Some might argue that it’s wise to be skeptical of government scientists, and I can go with that, but there is a big difference between skepticism and denial. I’ve expressed lots of skepticism on this blog about declarations from the CDC and FDA about the dangers of raw milk, but I accept the basic truth that raw milk can make people very sick. Many others appreciate this distinction, which is why the Raw Milk Institute (RAWMI) has achieved acceptance and helped improve raw dairy safety protocols.

But total denial is a refusal to accept much of reality—especially unpleasant reality– regardless of the evidence.  So we have denials of institutional racism, of mass deaths from the Holocaust, of mass school shootings, of Russian disinformation to upset the 2016 presidential election, of the theory of evolution, etc., etc.

Yet many of the same people who deny such events and occurrences embrace conspiracy theories for which there is little or no substantive evidence. Many of these people have lately come together into a cult, known as QAnon, which preaches, among other things, that Donald Trump is leading a secret effort to eradicate a worldwide pedophilia ring run by liberals, and that the Covid-19 pandemic is a hoax designed to get government infectious disease scientist Anthony Fauci rich. Curiously, it has attracted support from a number of food-rights activists who used to be active in WAPF and often commented on this blog. One of them is Ann Marie Michaels, best known as Cheese Slave, who does periodic updates on the QAnon cult on YouTube.

About half a dozen other food rights activists have unfriended me on Facebook over the last few months when I took issue with some of their conspiracy theories.  For example, QAnon people made a big stink several weeks back about a French movie, “Cuties.” They wanted Netflix to ban it because they argued it was “soft-core pedophilia.” When I argued on one food rights activist’s Facebook page that “Cuties” appeared from its trailer to be a creative look at how a bunch of poor 11-year-old girls strive to become popular, she unfriended me for endorsing pedophilia. (I don’t want to name her or others who have unfriended me, because they haven’t publicly declared their commitment to Qanon like Ann Marie has. Suffice it to say that selecting pedophilia as your main cause sets up a dynamic where anyone who takes issue with you on anything must favor pedophilia; who wants to argue with that?)

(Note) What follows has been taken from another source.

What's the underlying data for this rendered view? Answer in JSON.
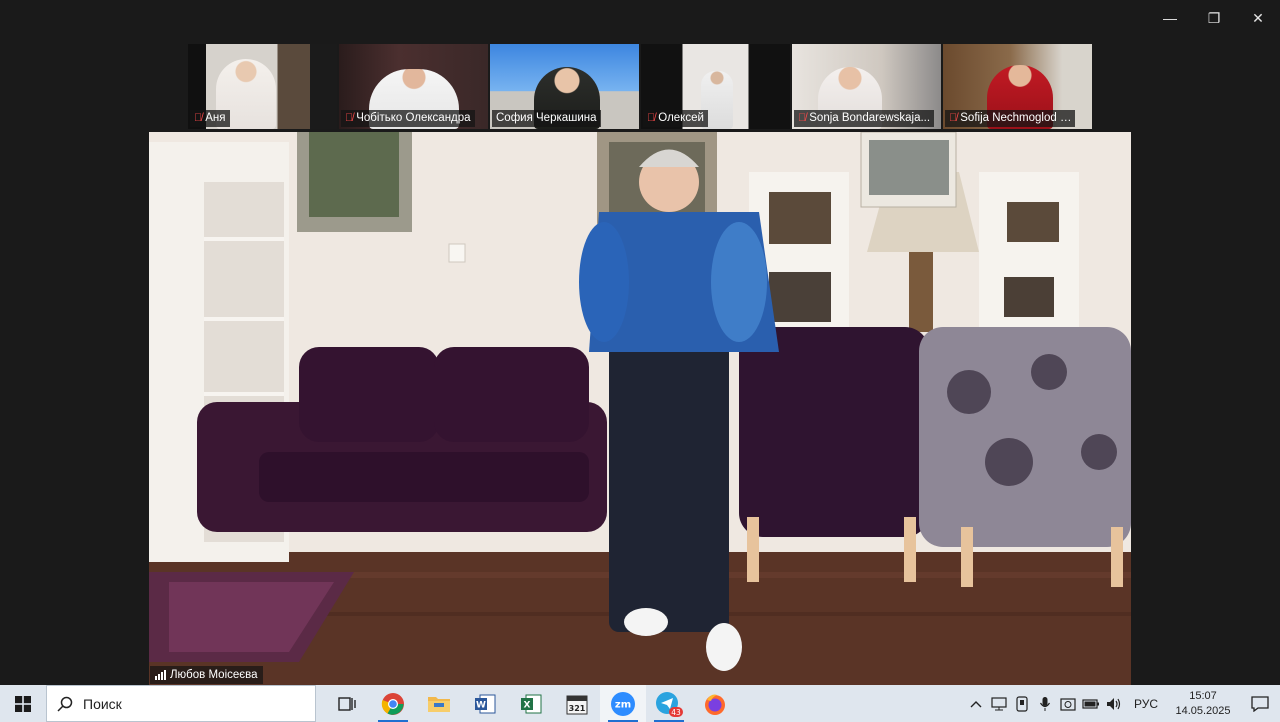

The whole subject of denial and cults is, of course, tied up in the unsettled political and social scenes playing out in American life. But I find it curious that people who were once outspoken about food rights and are outraged by Facebook and Twitter crackdowns on misinformation are increasingly subsumed by the expanding conspiracy theories put forth by cults like Qanon and endorse banning a not-especially-noteworthy movie).

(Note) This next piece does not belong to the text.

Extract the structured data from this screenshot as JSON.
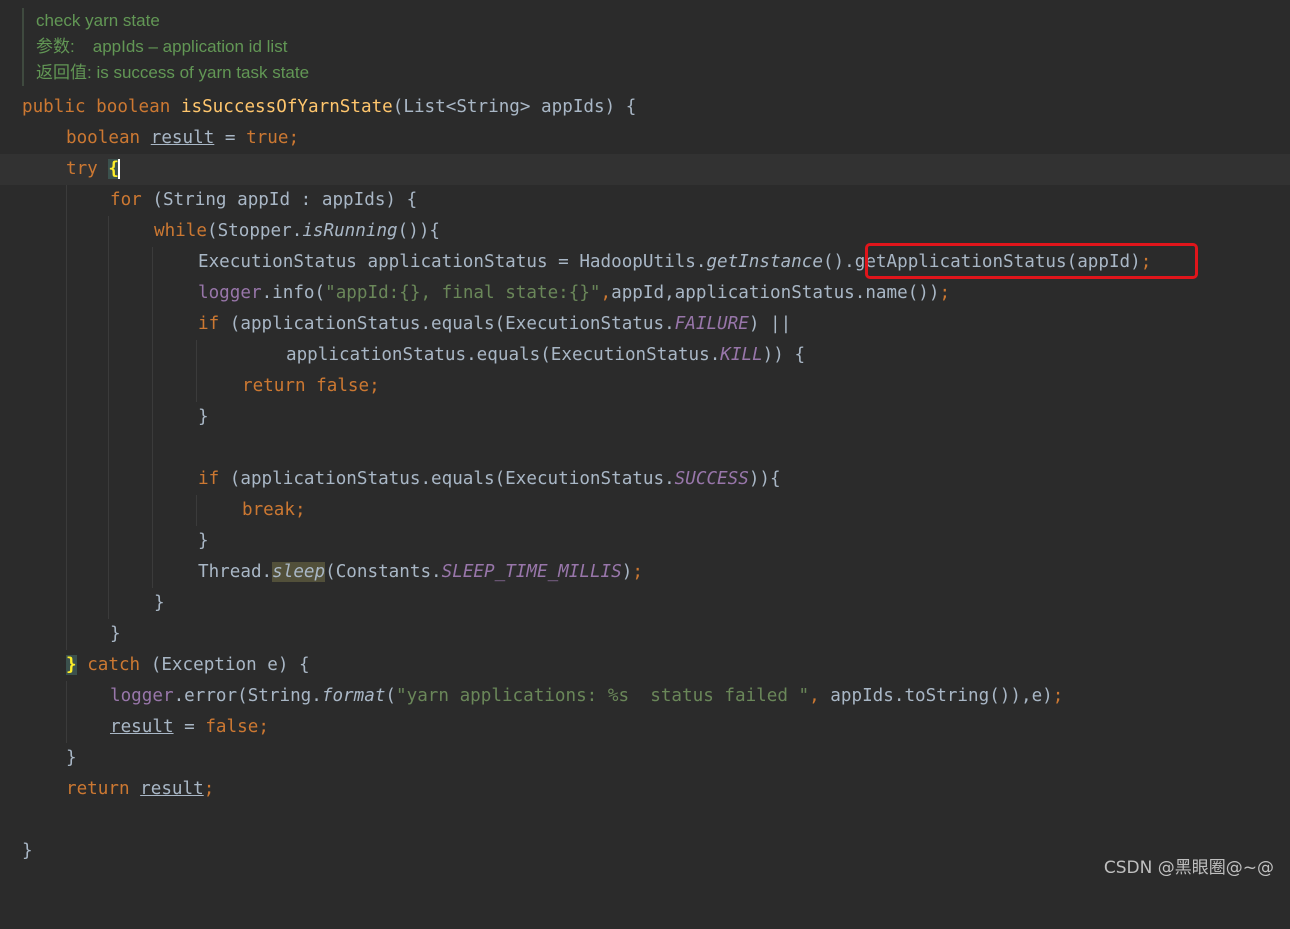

More fundamentally, I suspect the growing attraction of denial and cults has to do with the emotional difficulty increasing numbers of people are having accepting the reality of change—ever-faster technological change, social change, scientific change, political change. So people escape these realities by embracing delusions like those offered by QAnon, which at their most basic amount to a desire for a super (cult) leader to tell them what to do. In political terms, it’s the lure of fascism.